Not surprisingly, many hundreds of people, representing a cross-section of local Jewry, came to pay their respects.
   
Even more impressive was the presence of a majority of Portland’s rabbis, from the most liberal to the most fervently Orthodox, instilling, at least for the moment, a sense of shared community, or klal yisrael—for me, a powerful antidote to Eliyahu’s impudence.
   
True, skeptics might argue that as an Orthodox rabbi who was willing to partner with his liberal counterparts, Geller was an anomaly. After all, they emphatically point out, until this year, he had been the only Orthodox voice ever to serve on the Oregon Board of Rabbis.
   
That there are irreconcilable theological differences between the progressive and Orthodox streams of Judaism, however, isn’t the issue raised by the former chief rabbi’s offensive remarks. Two local Orthodox rabbis I spoke to—neither of whom would ever pray at a synagogue without a mechitza (partition) separating men and women—characterized Eliyahu’s comments as hurtful and beyond the pale.
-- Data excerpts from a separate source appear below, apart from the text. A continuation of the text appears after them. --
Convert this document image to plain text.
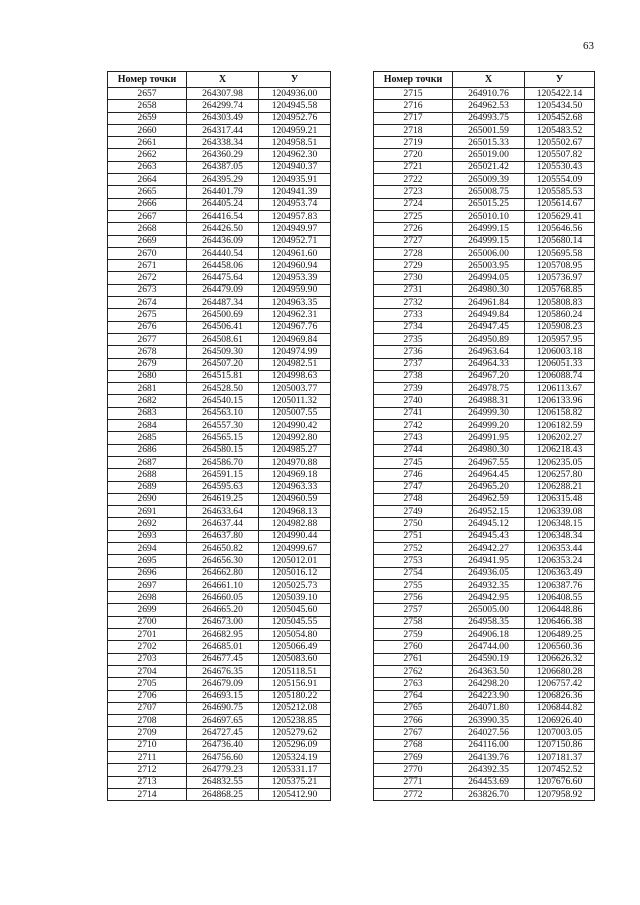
63
Номер точки	X	У
2657	264307.98	1204936.00
2658	264299.74	1204945.58
2659	264303.49	1204952.76
2660	264317.44	1204959.21
2661	264338.34	1204958.51
2662	264360.29	1204962.30
2663	264387.05	1204940.37
2664	264395.29	1204935.91
2665	264401.79	1204941.39
2666	264405.24	1204953.74
2667	264416.54	1204957.83
2668	264426.50	1204949.97
2669	264436.09	1204952.71
2670	264440.54	1204961.60
2671	264458.06	1204960.94
2672	264475.64	1204953.39
2673	264479.09	1204959.90
2674	264487.34	1204963.35
2675	264500.69	1204962.31
2676	264506.41	1204967.76
2677	264508.61	1204969.84
2678	264509.30	1204974.99
2679	264507.20	1204982.51
2680	264515.81	1204998.63
2681	264528.50	1205003.77
2682	264540.15	1205011.32
2683	264563.10	1205007.55
2684	264557.30	1204990.42
2685	264565.15	1204992.80
2686	264580.15	1204985.27
2687	264586.70	1204970.88
2688	264591.15	1204969.18
2689	264595.63	1204963.33
2690	264619.25	1204960.59
2691	264633.64	1204968.13
2692	264637.44	1204982.88
2693	264637.80	1204990.44
2694	264650.82	1204999.67
2695	264656.30	1205012.01
2696	264662.80	1205016.12
2697	264661.10	1205025.73
2698	264660.05	1205039.10
2699	264665.20	1205045.60
2700	264673.00	1205045.55
2701	264682.95	1205054.80
2702	264685.01	1205066.49
2703	264677.45	1205083.60
2704	264676.35	1205118.51
2705	264679.09	1205156.91
2706	264693.15	1205180.22
2707	264690.75	1205212.08
2708	264697.65	1205238.85
2709	264727.45	1205279.62
2710	264736.40	1205296.09
2711	264756.60	1205324.19
2712	264779.23	1205331.17
2713	264832.55	1205375.21
2714	264868.25	1205412.90
Номер точки	X	У
2715	264910.76	1205422.14
2716	264962.53	1205434.50
2717	264993.75	1205452.68
2718	265001.59	1205483.52
2719	265015.33	1205502.67
2720	265019.00	1205507.82
2721	265021.42	1205530.43
2722	265009.39	1205554.09
2723	265008.75	1205585.53
2724	265015.25	1205614.67
2725	265010.10	1205629.41
2726	264999.15	1205646.56
2727	264999.15	1205680.14
2728	265006.00	1205695.58
2729	265003.95	1205708.95
2730	264994.05	1205736.97
2731	264980.30	1205768.85
2732	264961.84	1205808.83
2733	264949.84	1205860.24
2734	264947.45	1205908.23
2735	264950.89	1205957.95
2736	264963.64	1206003.18
2737	264964.33	1206051.33
2738	264967.20	1206088.74
2739	264978.75	1206113.67
2740	264988.31	1206133.96
2741	264999.30	1206158.82
2742	264999.20	1206182.59
2743	264991.95	1206202.27
2744	264980.30	1206218.43
2745	264967.55	1206235.05
2746	264964.45	1206257.80
2747	264965.20	1206288.21
2748	264962.59	1206315.48
2749	264952.15	1206339.08
2750	264945.12	1206348.15
2751	264945.43	1206348.34
2752	264942.27	1206353.44
2753	264941.95	1206353.24
2754	264936.05	1206363.49
2755	264932.35	1206387.76
2756	264942.95	1206408.55
2757	265005.00	1206448.86
2758	264958.35	1206466.38
2759	264906.18	1206489.25
2760	264744.00	1206560.36
2761	264590.19	1206626.32
2762	264363.50	1206680.28
2763	264298.20	1206757.42
2764	264223.90	1206826.36
2765	264071.80	1206844.82
2766	263990.35	1206926.40
2767	264027.56	1207003.05
2768	264116.00	1207150.86
2769	264139.76	1207181.37
2770	264392.35	1207452.52
2771	264453.69	1207676.60
2772	263826.70	1207958.92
Said one of them, “The only statements I’ve made from the pulpit about Conservative and Reform Jews have been positive and affirming.”
   
Indeed, mutual affirmation is the key. And while we cannot stand silent when a part of our community is being denigrated, merely speaking out isn’t enough. The most constructive response, I believe, is to strengthen our resolve to work together on a common agenda, such as supporting Israel, combating anti-Semitism, protecting the environment, and confronting poverty.
   
Each spring, for example, the Passover Food Box Project organized by Kesser Israel, a modern Orthodox congregation, and the non-denominational Jewish Family and Child Service brings together Jews of all streams and generations to ensure that low-income families all over town have kosher food for the holiday. A deeply rewarding experience, this mitzvah incorporates Jewish values with which all of the participants, regardless of level of observance, can identify.
   
Another example of collaboration is in the area of public affairs. The Jewish Federation of Greater Portland’s Community Relations Committee (CRC), which includes a representative of every local congregation, seeks—and often achieves—consensus positions on a wide range of issues, from healthcare and civil rights to energy independence and divestment from Iran.
   
It’s unfortunate that the former Sephardi chief rabbi has chosen to disregard the forward-thinking dictum of the first chief rabbi (of Palestine), the late Rabbi Abraham Isaac Kook: “That which unites us is greater than that which divides us.”

To put it more pointedly, we mustn’t let our theological differences create the sort of barriers to meaningful interaction that are self-imposed by the most close-minded among us.

Robert Horenstein is the staff director of the Jewish Federation of Greater Portland Community Relations Committee.